Stable Attribution screenshot

What is Stable Attribution?

Stable Attribution was a free tool built at Chroma that decoded an image generated by an AI model into the most similar examples from the data the model was trained on. The goal was to restore credit to the artists and photographers whose work was scraped to train image generators such as Stable Diffusion, by surfacing the original source images and creators. The project has since been sunset by its authors, and the interactive lookup is no longer operational, though the explanatory FAQ remains online.
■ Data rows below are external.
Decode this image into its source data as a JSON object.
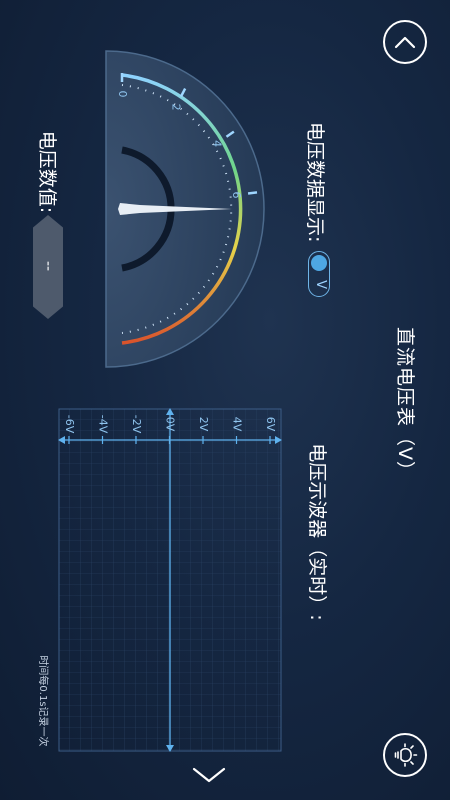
{
  "header": {
    "title": "直流电压表（V）"
  },
  "display": {
    "label": "电压数据显示:",
    "unit_toggle_label": "V"
  },
  "gauge": {
    "tick_labels": [
      "-6",
      "-4",
      "-2",
      "0",
      "2",
      "4",
      "6"
    ],
    "value": 0
  },
  "value_box": {
    "label": "电压数值:",
    "value": "--"
  },
  "scope": {
    "title": "电压示波器（实时）:",
    "tick_labels": [
      "6V",
      "4V",
      "2V",
      "0V",
      "-2V",
      "-4V",
      "-6V"
    ],
    "footer": "时间每0.1s记录一次"
  },
  "icons": {
    "top": "chevron-up-icon",
    "bottom": "chevron-down-icon",
    "corner": "bulb-icon"
  },
  "colors": {
    "accent": "#4ea7e3",
    "needle": "#e8eef5",
    "arc_red": "#d9532c",
    "arc_yellow": "#e6d24a",
    "arc_green": "#6fd58a"
  }
}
It was created by Jeff Huber and Anton Troynikov at Chroma.

Key Features

Training data lookup

Decodes an AI-generated image into the most similar examples from the dataset the model was trained with.

Similarity search engine

Uses knowledge of the Stable Diffusion model weights to augment a similarity search across the training images.

Source image surfacing

Returns the training images judged most likely to have influenced a given generated image.

Artist crediting goal

Aimed to assign attribution back to the original artist or creator of each source image.

No data claims

The authors stated they did not claim rights to any uploaded or generated images and would not train models on them.

Community identification

Invited the public to help identify artists in the discovered source images.

Open research direction

Documented limitations of Version 1 and ongoing research into broader generative model attribution.

Pros & Cons

Advantages

  • The underlying idea addressed a genuine concern around consent, credit and compensation for artists whose work trained AI image models.
  • The tool was free to use, with no account, subscription or payment required.
  • The authors were transparent about how the similarity-based attribution worked and about its limitations.
  • They publicly committed not to claim rights to uploaded images or to train any models on them.
  • The FAQ openly acknowledged that Version 1 was imperfect rather than overstating accuracy.

Limitations

  • The project has been sunset by its authors and the interactive image lookup is no longer operational, so the homepage now shows only a farewell message.
  • Attribution was based on visual similarity rather than confirmed provenance, so matches were estimates and could be wrong.
  • Version 1 was acknowledged to be imperfect due to noisy training processes and dataset errors.
  • There is no ongoing support, roadmap or active maintenance, as the team moved on to other work at Chroma.

Use Cases

Artists checking whether their work appeared among the closest training images for a given AI generation.

Researchers exploring how training data influences the output of diffusion-based image models.

Writers and journalists illustrating the data-provenance and copyright debate around generative AI.

Designers and creators investigating the likely sources behind a specific AI-generated image.

Educators demonstrating how AI image attribution and similarity search work in practice.